Шрифт:
— Это место создано для выпивки, — сказал он Комиссару. Чап любил разговаривать с новыми людьми. — Эти сошедшиеся в поединке человекообразные постоянно напоминают мне, что жизнь с незапамятных времен — борьба…
— Дудки! — несогласно мотнул головой Комиссар. Он слегка захмелел и уже чувствовал себя в компании на равных с Чапом. — Жизнь — это цирк!
— Лучше уж театр, маэстро, или кино, — с затаенной усмешкой поправил Чап.
— Нет, цирк! — упрямо повторил Комиссар. — Сила есть — платят за силу. Хохмить умеешь — тоже проживешь. Умеешь надувать щеки и корчить из себя начальника — будешь номера объявлять. Научишься, не моргнув глазом, надувать соседа — попадешь в фокусники. А те, кто ни хрена не умеют, те на билеты вкалывают!
— Интересно. А к кому же вы себя, маэстро, относите? — Чап иронично прищурился и хотел подмигнуть Сережке — единственному человеку, который мог сегодня оценить его игру. Тот стоял, как-то неестественно расставив ноги, и, натужно морща лоб, пытался вникнуть в суть разговора; ему было уже не до тонкостей Чапа.

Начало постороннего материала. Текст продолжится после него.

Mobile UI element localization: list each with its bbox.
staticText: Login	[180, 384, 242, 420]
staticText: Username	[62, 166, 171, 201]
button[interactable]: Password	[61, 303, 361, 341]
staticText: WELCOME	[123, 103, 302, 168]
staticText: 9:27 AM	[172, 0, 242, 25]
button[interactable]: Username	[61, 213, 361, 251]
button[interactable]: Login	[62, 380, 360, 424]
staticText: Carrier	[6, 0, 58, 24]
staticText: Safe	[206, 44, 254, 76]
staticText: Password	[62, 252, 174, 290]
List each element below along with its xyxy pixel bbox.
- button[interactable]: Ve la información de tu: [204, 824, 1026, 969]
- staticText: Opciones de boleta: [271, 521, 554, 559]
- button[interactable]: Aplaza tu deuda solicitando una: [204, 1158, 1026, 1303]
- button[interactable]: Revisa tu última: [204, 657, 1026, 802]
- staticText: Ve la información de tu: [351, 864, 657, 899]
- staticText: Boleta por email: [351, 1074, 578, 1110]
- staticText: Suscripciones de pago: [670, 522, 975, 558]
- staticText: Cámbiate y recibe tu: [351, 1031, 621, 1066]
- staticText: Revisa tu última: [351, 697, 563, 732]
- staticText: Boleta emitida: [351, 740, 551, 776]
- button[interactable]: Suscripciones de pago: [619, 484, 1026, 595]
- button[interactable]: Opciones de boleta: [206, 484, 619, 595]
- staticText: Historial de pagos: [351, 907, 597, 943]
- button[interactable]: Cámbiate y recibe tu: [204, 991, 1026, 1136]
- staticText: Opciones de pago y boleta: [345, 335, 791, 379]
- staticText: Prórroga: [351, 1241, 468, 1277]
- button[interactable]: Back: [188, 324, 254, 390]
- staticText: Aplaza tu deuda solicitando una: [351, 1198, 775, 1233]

— Каждому, кто мне задает такой вопрос, я предлагаю: давай руку, померяемся! — Комиссар медленно сжал кулак, и все увидели, как под кожей пальто буграми обозначились мускулы. — Сразу выясним, кто из нас работает в цирке, а кто приходит на спектакли.
— А если я из тех, кто надувает соседа, как быть тогда, маэстро? — с обезоруживающей веселостью спросил Чап.
— Тогда лучше не попадайся. Среди артистов тоже идет борьба! — в тон ему заметил Комиссар.
— Скоро, чуваки, гульнем! Нас в конце месяца отправляют на практику. Первую получку всю — на бочку! — как всегда, не ориентируясь, к месту это будет или нет, похвастался Николай Данилин.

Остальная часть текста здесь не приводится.